The first: isn't most uncertainty actually just difficulty, where experience and good frameworks really do work — so isn't this overblown? Largely yes, and the paper concedes it at the outset: for the recognisable-but-hard, a good playbook and a seasoned leader are exactly right, and nothing here displaces them. The argument is bounded to the genuinely unprecedented — and the claim is not that this is the whole of leadership but that its share is rising, that it is the part where the most value and the most danger now concentrate, and that it is precisely the part the dominant advice handles worst by treating it as though it were merely difficulty. The skill is partly in telling the two apart, which is itself a function of disclosing: the leader who assimilates everything to the familiar will mistake the genuinely novel for the merely difficult and reach for a playbook that misleads.

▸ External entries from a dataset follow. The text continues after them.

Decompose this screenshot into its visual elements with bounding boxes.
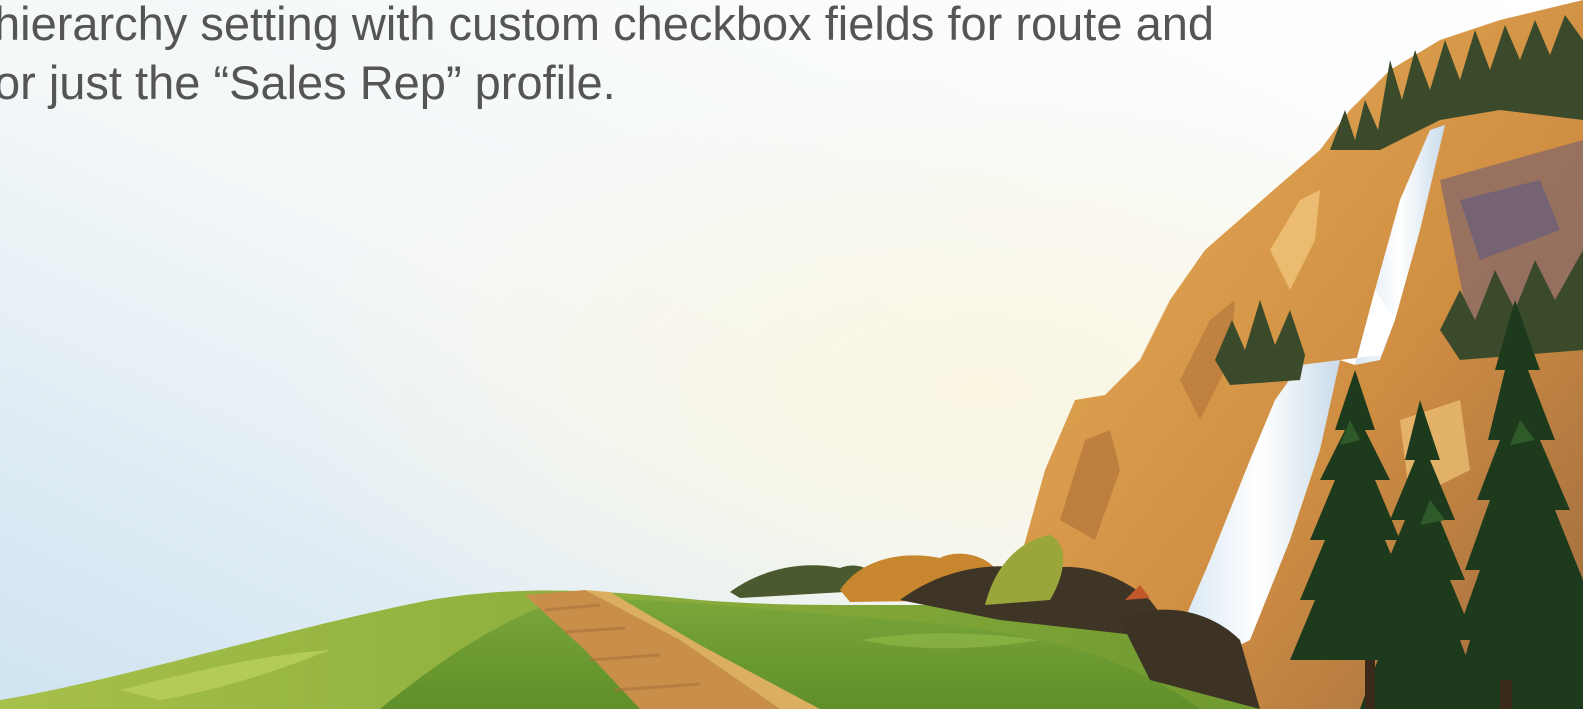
slide: hierarchy setting with custom checkbox f… <box>0 0 1583 709</box>
slide-body-text: hierarchy setting with custom checkbox f… <box>0 0 1214 109</box>
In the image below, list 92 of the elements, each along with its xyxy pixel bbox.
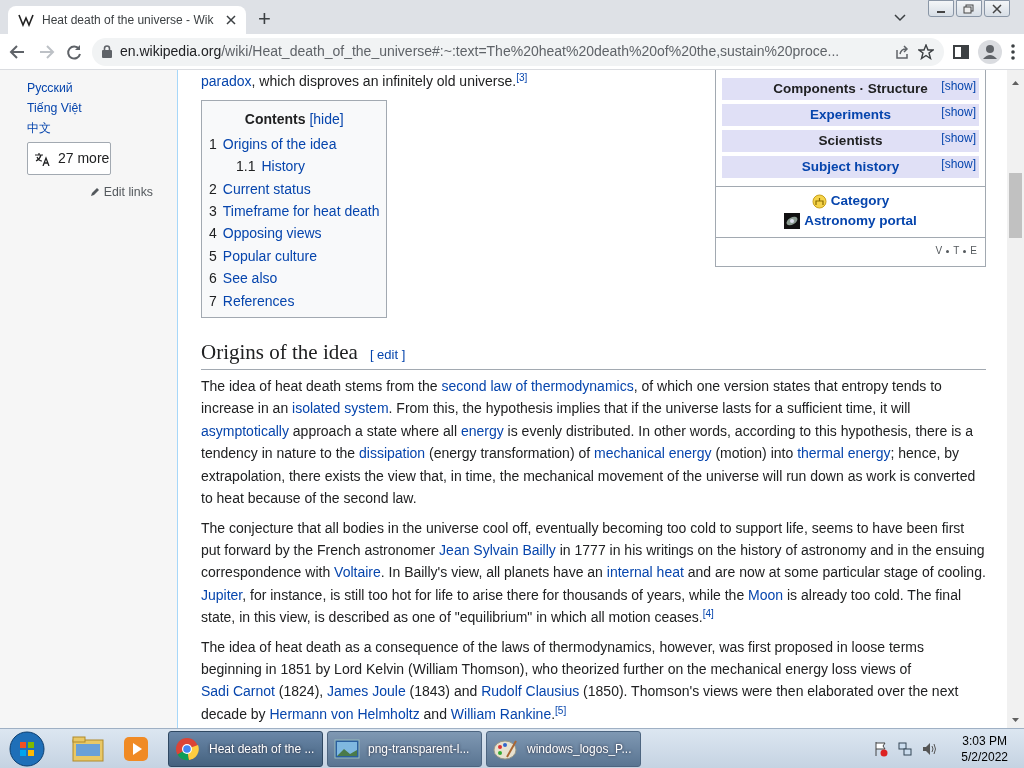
profile-icon[interactable]: [978, 39, 1002, 64]
hide-link[interactable]: [hide]: [309, 111, 344, 128]
browser-tab[interactable]: Heat death of the universe - Wik: [8, 6, 246, 34]
footnote-link[interactable]: [3]: [516, 72, 528, 83]
category-link[interactable]: Category: [830, 191, 890, 211]
paragraph: The idea of heat death stems from the second law of thermodynamics, of which one version states that entropy tends to increase in an isolated system. From this, the hypothesis implies that if the universe lasts for a sufficient time, it will asymptotically approach a state where all energy is evenly distributed. In other words, according to this hypothesis, there is a tendency in nature to the dissipation (energy transformation) of mechanical energy (motion) into thermal energy; hence, by extrapolation, there exists the view that, in time, the mechanical movement of the universe will run down as work is converted to heat because of the second law.: [201, 377, 977, 509]
text-link[interactable]: Moon: [748, 586, 784, 603]
more-languages-button[interactable]: 27 more: [27, 142, 111, 175]
text-link[interactable]: James Joule: [327, 683, 406, 700]
text-link[interactable]: William Rankine: [450, 705, 552, 722]
text-link[interactable]: mechanical energy: [594, 445, 712, 462]
text-link[interactable]: paradox: [201, 73, 252, 89]
paragraph: The conjecture that all bodies in the universe cool off, eventually becoming too cold to support life, seems to have been first put forward by the French astronomer Jean Sylvain Bailly in 1777 in his writings on the history of astronomy and in the ensuing correspondence with Voltaire. In Bailly's view, all planets have an internal heat and are now at some particular stage of cooling. Jupiter, for instance, is still too hot for life to arise there for thousands of years, while the Moon is already too cold. The final state, in this view, is described as one of "equilibrium" in which all motion ceases.$^{[4]}$: [201, 518, 986, 628]
maximize-icon: [963, 3, 975, 14]
new-tab-button[interactable]: +: [246, 8, 283, 30]
text-link[interactable]: isolated system: [292, 400, 389, 417]
text-link[interactable]: asymptotically: [201, 422, 289, 439]
chevron-down-icon[interactable]: [894, 14, 906, 22]
footnote-link[interactable]: [5]: [555, 704, 567, 716]
tab-title: Heat death of the universe - Wik: [42, 12, 215, 29]
dot-icon: [946, 249, 950, 253]
contents-link[interactable]: 7 References: [209, 292, 295, 309]
side-panel-icon[interactable]: [952, 42, 970, 61]
url-text: en.wikipedia.org/wiki/Heat_death_of_the_universe#:~:text=The%20heat%20death%20of%20the,sustain%20proce...: [120, 42, 840, 61]
dot-icon: [963, 249, 967, 253]
scrollbar[interactable]: [1007, 70, 1024, 728]
taskbar-button[interactable]: windows_logos_P...: [486, 730, 641, 767]
star-icon[interactable]: [918, 43, 934, 60]
language-link[interactable]: Tiếng Việt: [27, 98, 177, 118]
maximize-window-button[interactable]: [956, 0, 982, 17]
menu-icon[interactable]: [1010, 42, 1016, 61]
contents-link[interactable]: 3 Timeframe for heat death: [209, 203, 380, 220]
edit-links-link[interactable]: Edit links: [103, 183, 153, 202]
show-link[interactable]: [show]: [941, 75, 976, 97]
text-link[interactable]: Rudolf Clausius: [481, 683, 580, 700]
share-icon[interactable]: [894, 43, 910, 60]
navbox-link[interactable]: E: [970, 240, 977, 263]
taskbar-button[interactable]: Heat death of the ...: [168, 730, 323, 767]
show-link[interactable]: [show]: [941, 127, 976, 149]
contents-link[interactable]: 1 Origins of the idea: [209, 135, 337, 152]
text-link[interactable]: Hermann von Helmholtz: [269, 705, 420, 722]
close-icon[interactable]: [226, 15, 236, 25]
text-link[interactable]: dissipation: [359, 445, 426, 462]
text-link[interactable]: Voltaire: [334, 564, 381, 581]
navbox-link[interactable]: T: [953, 240, 960, 263]
close-window-button[interactable]: [984, 0, 1010, 17]
minimize-window-button[interactable]: [928, 0, 954, 17]
paragraph: paradox, which disproves an infinitely old universe.$^{[3]}$: [201, 71, 529, 91]
text-link[interactable]: Sadi Carnot: [201, 683, 275, 700]
language-link[interactable]: 中文: [27, 118, 177, 138]
contents-link[interactable]: 5 Popular culture: [209, 247, 317, 264]
portal-link[interactable]: Astronomy portal: [804, 211, 917, 231]
group-link[interactable]: Experiments: [809, 107, 891, 122]
start-button[interactable]: [8, 729, 46, 768]
navbox-link[interactable]: V: [935, 240, 943, 263]
show-link[interactable]: [show]: [941, 101, 976, 123]
text-link[interactable]: internal heat: [606, 564, 684, 581]
network-icon[interactable]: [897, 740, 914, 757]
group-link[interactable]: Subject history: [801, 159, 900, 174]
text-link[interactable]: thermal energy: [797, 445, 891, 462]
lock-icon: [102, 45, 112, 58]
galaxy-icon: [784, 213, 801, 229]
footnote-link[interactable]: [4]: [702, 608, 714, 620]
show-link[interactable]: [show]: [941, 153, 976, 175]
group-title: Components · Structure: [773, 81, 928, 96]
edit-link[interactable]: [ edit ]: [369, 340, 406, 370]
text-link[interactable]: energy: [460, 422, 504, 439]
contents-link[interactable]: 4 Opposing views: [209, 225, 322, 242]
flag-icon[interactable]: [873, 740, 890, 757]
category-icon: [811, 193, 827, 209]
address-bar[interactable]: en.wikipedia.org/wiki/Heat_death_of_the_universe#:~:text=The%20heat%20death%20of%20the,sustain%20proce...: [92, 37, 944, 66]
section-heading: Origins of the idea: [201, 339, 358, 367]
text-link[interactable]: Jean Sylvain Bailly: [439, 541, 556, 558]
wikipedia-icon: [18, 13, 34, 27]
clock[interactable]: 3:03 PM 5/2/2022: [961, 732, 1008, 765]
translate-icon: [34, 151, 50, 166]
browser-icon: [175, 736, 201, 761]
taskbar-button[interactable]: png-transparent-l...: [327, 730, 482, 767]
text-link[interactable]: Jupiter: [201, 586, 243, 603]
picture-viewer-icon: [334, 736, 360, 761]
close-icon: [991, 3, 1003, 14]
contents-title: Contents: [244, 111, 306, 128]
pencil-icon: [89, 187, 100, 198]
language-link[interactable]: Русский: [27, 78, 177, 98]
scroll-thumb[interactable]: [1009, 173, 1022, 238]
contents-link[interactable]: 6 See also: [209, 270, 278, 287]
contents-link[interactable]: 2 Current status: [209, 180, 311, 197]
minimize-icon: [937, 10, 945, 13]
paragraph: The idea of heat death as a consequence of the laws of thermodynamics, however, was first proposed in loose terms beginning in 1851 by Lord Kelvin (William Thomson), who theorized further on the mechanical energy loss views of Sadi Carnot (1824), James Joule (1843) and Rudolf Clausius (1850). Thomson's views were then elaborated over the next decade by Hermann von Helmholtz and William Rankine.$^{[5]}$: [201, 637, 960, 724]
contents-link[interactable]: 1.1 History: [236, 158, 306, 175]
text-link[interactable]: second law of thermodynamics: [441, 378, 634, 395]
group-title: Scientists: [818, 133, 883, 148]
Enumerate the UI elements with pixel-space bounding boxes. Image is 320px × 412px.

The second: doesn't this leave leaders with nothing to hold — isn't "be a better observer" even less actionable than "here are ten strategies"? It would, if the capacities were left as exhortations. The point of naming them as specific, developable ways of being — disclosing, standing, generating — is to make them work, which is more actionable than a strategy list, not less, because a strategy list is inert in exactly the situations this addresses while a developed observer functions in them. What it is not is quick. The capacities take real, experiential development to build, and there is no shortcut that delivers them as content. That is not a weakness of the account; it is the reason the leaders who can genuinely lead without precedent are rare, and the reason developing more of them is worth doing deliberately.
The environments leaders now operate in produce, with rising frequency, situations that no one has led through before — and for those situations the entire apparatus of precedent, however refined, is the wrong resource. What carries a leader at the edge of the map is not a better store of answers but the kind of observer they are able to be: one who can let the unprecedented show up as it actually is, stand steady in the not-knowing long enough to see it, and author, in language, a possibility that did not exist before. Disclosing, standing, generating — three capacities of being, not items in a toolkit, which is exactly why they work where toolkits run out. The leaders an organisation will most need in the years ahead are not the ones with the best playbooks. They are the ones who can act well when the playbook ends. This is not a counsel of despair about strategy, and it is not a licence to stop preparing — it is a reallocation of where the preparation goes. The hours an organisation would spend accumulating one more framework for an uncertainty that will not match it are better spent building leaders who can meet whatever actually arrives, because the one thing that can be said with confidence about the unprecedented is that it will not be what anyone planned for. Preparing for specific futures has limited value when the future is genuinely open. Preparing the observer who will meet any future has compounding value, because the capacity transfers across every situation the frameworks could not anticipate. Developing them — and being able to see, in the track record, that the capacity is real — is the work this desk exists to advance.